Highlights include piano clunks as the Doctor moves his scary, lengthy medicinal needle towards Vireo; the piccolo making bird sounds sets the stage as the action moves back in time in Beginner: The Cow Song segment, though distressing, breaks into humour as a hilarious horn band performs in front of a cow while the others grab a grilled meal. Up to nine identical frames at once visually build the girls’ tensions in Boarding School. Sharp bright and dark lighting, atonal music, and hurdy-gurdy solo in Alcatraz build tension and grief. Orchestra members dressed in lab coats and characters in circus costumes fuel the busy Circus, featuring a successful stereotypical Queen-of-Sweden operatic performance by Deborah Voigt until the calming final solo departure of Vireo into the forest in My Name is Vireo.

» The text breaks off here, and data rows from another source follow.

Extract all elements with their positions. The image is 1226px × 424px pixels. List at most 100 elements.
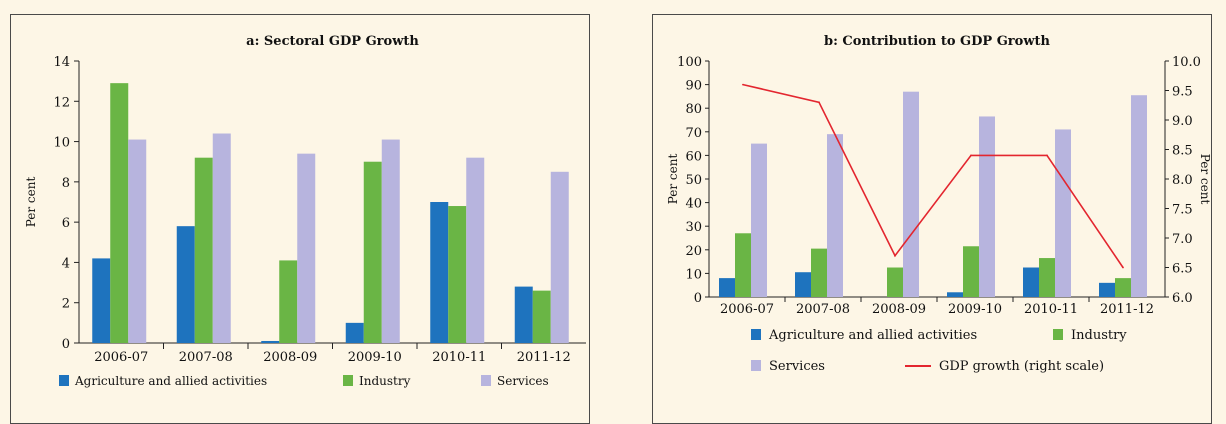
- gdp-growth-line: [742, 83, 1124, 268]
- y-tick-label: 60: [685, 149, 702, 164]
- y-tick-label: 20: [685, 244, 702, 259]
- bar-agriculture-and-allied-activities-2007-08: [795, 272, 811, 297]
- bar-industry-2010-11: [448, 206, 467, 343]
- bar-services-2010-11: [466, 157, 485, 343]
- bar-services-2011-12: [550, 171, 569, 343]
- chart-b-svg: b: Contribution to GDP Growth Per cent Per…: [666, 34, 1212, 374]
- y-tick-label: 0: [694, 291, 702, 306]
- x-tick-label: 2009-10: [948, 302, 1002, 317]
- legend-label-industry: Industry: [359, 374, 411, 388]
- y-axis-label: Per cent: [666, 154, 680, 205]
- legend-label-agriculture-and-allied-activities: Agriculture and allied activities: [74, 374, 267, 388]
- bar-industry-2011-12: [1115, 278, 1131, 297]
- bar-industry-2009-10: [963, 246, 979, 297]
- bar-industry-2007-08: [194, 157, 213, 343]
- bar-agriculture-and-allied-activities-2010-11: [430, 202, 449, 343]
- y-tick-label: 12: [53, 95, 70, 110]
- y-tick-label: 0: [62, 337, 70, 352]
- y2-tick-label: 8.0: [1172, 173, 1193, 188]
- y2-tick-label: 10.0: [1172, 55, 1201, 70]
- legend-label-agriculture-and-allied-activities: Agriculture and allied activities: [768, 328, 977, 343]
- gdp-growth-point-2008-09: [894, 254, 896, 257]
- y2-tick-label: 6.5: [1172, 262, 1193, 277]
- legend-swatch-agriculture-and-allied-activities: [59, 375, 69, 386]
- y-axis-label: Per cent: [24, 177, 38, 228]
- bar-agriculture-and-allied-activities-2008-09: [261, 340, 280, 343]
- y2-tick-label: 7.0: [1172, 232, 1193, 247]
- y2-axis-label: Per cent: [1198, 154, 1212, 205]
- bar-industry-2008-09: [887, 267, 903, 297]
- bar-industry-2006-07: [735, 233, 751, 297]
- y-tick-label: 10: [53, 136, 70, 151]
- bar-industry-2009-10: [363, 161, 382, 343]
- y-tick-label: 4: [62, 256, 70, 271]
- bar-industry-2010-11: [1039, 258, 1055, 297]
- x-tick-label: 2007-08: [796, 302, 850, 317]
- x-tick-label: 2008-09: [263, 350, 317, 365]
- bar-industry-2006-07: [110, 83, 129, 344]
- bar-industry-2011-12: [532, 290, 551, 343]
- legend-label-services: Services: [497, 374, 549, 388]
- y-tick-label: 40: [685, 197, 702, 212]
- y2-tick-label: 9.0: [1172, 114, 1193, 129]
- y-tick-label: 50: [685, 173, 702, 188]
- legend-swatch-agriculture-and-allied-activities: [751, 329, 761, 340]
- x-tick-label: 2010-11: [432, 350, 486, 365]
- x-tick-label: 2011-12: [1100, 302, 1154, 317]
- bar-services-2010-11: [1055, 129, 1071, 297]
- bar-agriculture-and-allied-activities-2009-10: [947, 292, 963, 297]
- y2-tick-label: 9.5: [1172, 85, 1193, 100]
- gdp-growth-point-2006-07: [742, 83, 744, 86]
- x-tick-label: 2007-08: [179, 350, 233, 365]
- y2-tick-label: 6.0: [1172, 291, 1193, 306]
- bar-services-2008-09: [297, 153, 316, 343]
- bar-services-2009-10: [381, 139, 400, 343]
- gdp-growth-point-2010-11: [1046, 154, 1048, 157]
- gdp-growth-point-2011-12: [1122, 266, 1124, 269]
- y-tick-label: 6: [62, 216, 70, 231]
- legend-label-services: Services: [769, 359, 825, 374]
- y-tick-label: 14: [53, 55, 70, 70]
- bar-services-2008-09: [903, 91, 919, 298]
- bar-services-2007-08: [827, 134, 843, 297]
- y2-tick-label: 7.5: [1172, 203, 1193, 218]
- legend-label-gdp-growth-right-scale: GDP growth (right scale): [939, 359, 1104, 374]
- x-tick-label: 2006-07: [720, 302, 774, 317]
- bar-agriculture-and-allied-activities-2011-12: [514, 286, 533, 343]
- bar-services-2007-08: [212, 133, 231, 343]
- bar-agriculture-and-allied-activities-2006-07: [719, 278, 735, 297]
- x-tick-label: 2011-12: [517, 350, 571, 365]
- gdp-growth-point-2007-08: [818, 101, 820, 104]
- chart-title: a: Sectoral GDP Growth: [246, 34, 419, 49]
- y-tick-label: 30: [685, 220, 702, 235]
- bar-agriculture-and-allied-activities-2009-10: [345, 322, 364, 343]
- y-tick-label: 80: [685, 102, 702, 117]
- y-tick-label: 10: [685, 267, 702, 282]
- chart-panel-sectoral-gdp-growth: a: Sectoral GDP Growth Per cent 0 2 4 6 8 10 12 1…: [10, 14, 590, 424]
- bar-services-2009-10: [979, 116, 995, 298]
- y2-tick-label: 8.5: [1172, 144, 1193, 159]
- chart-title: b: Contribution to GDP Growth: [824, 34, 1051, 49]
- bar-services-2011-12: [1131, 95, 1147, 297]
- bar-agriculture-and-allied-activities-2010-11: [1023, 267, 1039, 297]
- legend-swatch-industry: [343, 375, 353, 386]
- x-tick-label: 2008-09: [872, 302, 926, 317]
- gdp-growth-point-2009-10: [970, 154, 972, 157]
- y-tick-label: 2: [62, 297, 70, 312]
- legend-label-industry: Industry: [1071, 328, 1127, 343]
- chart-a-svg: a: Sectoral GDP Growth Per cent 0 2 4 6 8 10 12 1…: [24, 34, 586, 388]
- bar-agriculture-and-allied-activities-2011-12: [1099, 282, 1115, 297]
- bar-agriculture-and-allied-activities-2006-07: [92, 258, 111, 343]
- bar-services-2006-07: [751, 143, 767, 297]
- legend-swatch-services: [751, 360, 761, 371]
- chart-panel-contribution-to-gdp-growth: b: Contribution to GDP Growth Per cent Per…: [652, 14, 1212, 424]
- y-tick-label: 90: [685, 79, 702, 94]
- x-tick-label: 2010-11: [1024, 302, 1078, 317]
- y-tick-label: 8: [62, 176, 70, 191]
- bar-industry-2008-09: [279, 260, 298, 343]
- legend-swatch-services: [481, 375, 491, 386]
- x-tick-label: 2006-07: [94, 350, 148, 365]
- bar-industry-2007-08: [811, 248, 827, 297]
- y-tick-label: 70: [685, 126, 702, 141]
- bar-services-2006-07: [128, 139, 147, 343]
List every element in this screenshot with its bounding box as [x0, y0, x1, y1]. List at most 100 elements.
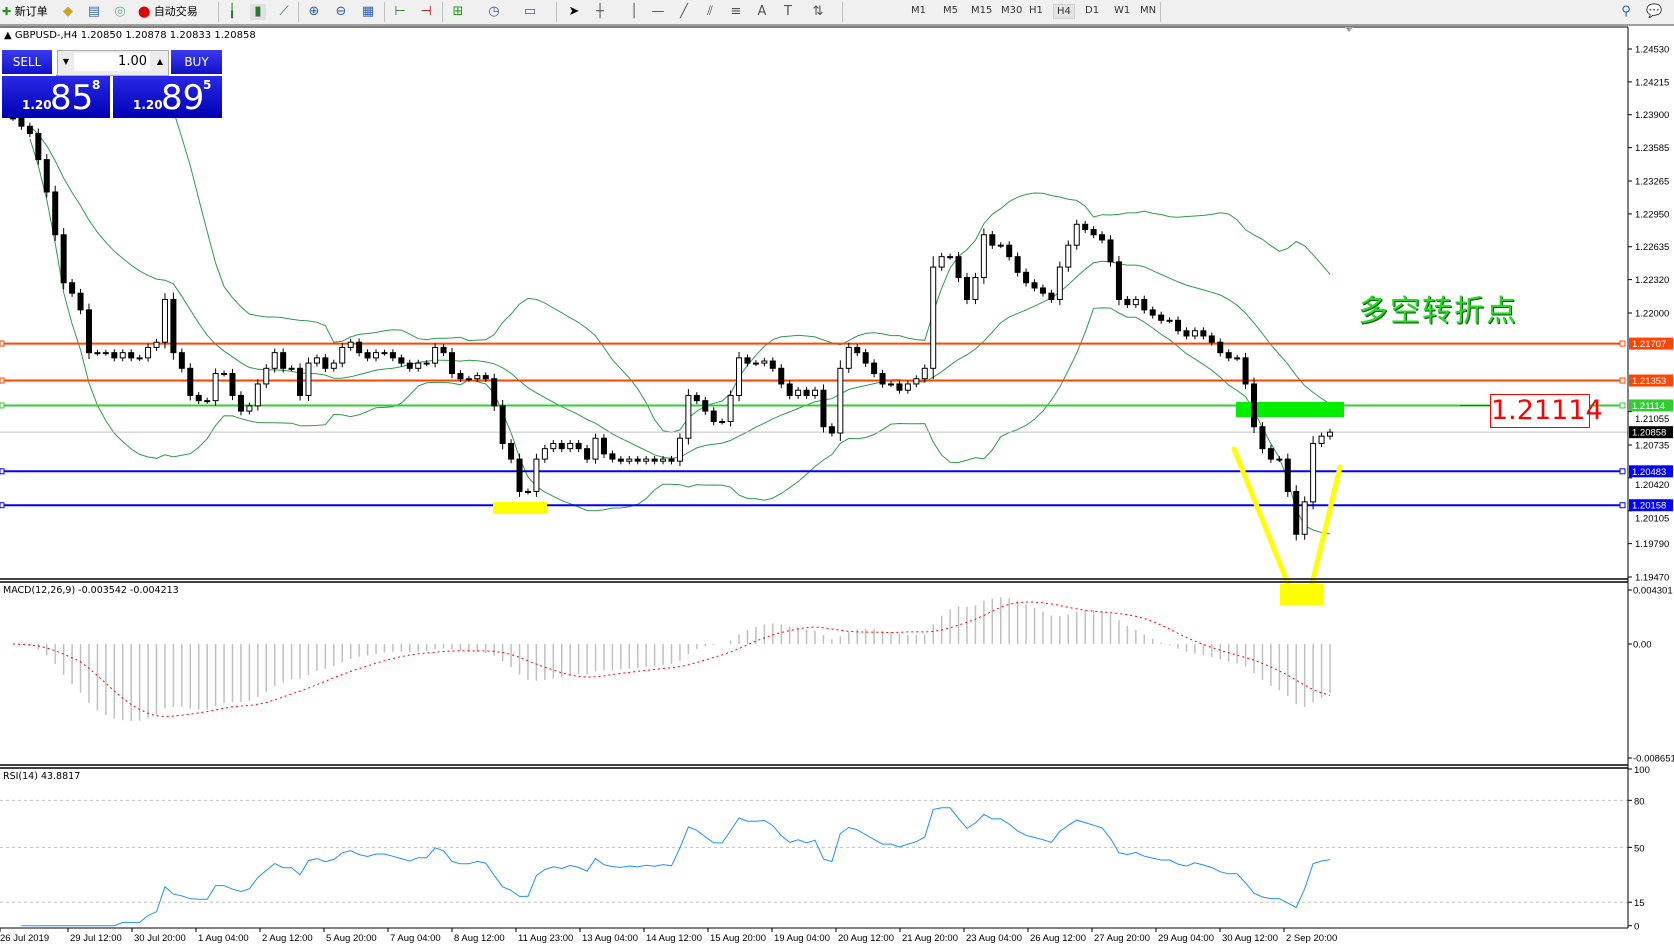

The libretto is shown on the DVD yet the clear CD production makes understanding words with music manageable. Whether one watches the DVD film or listens to the CD, the detailed intense magic of music, sound, and visuals are uniquely compelling, troubling and entertaining! Everyone involved in the production and performances deserves a standing ovation.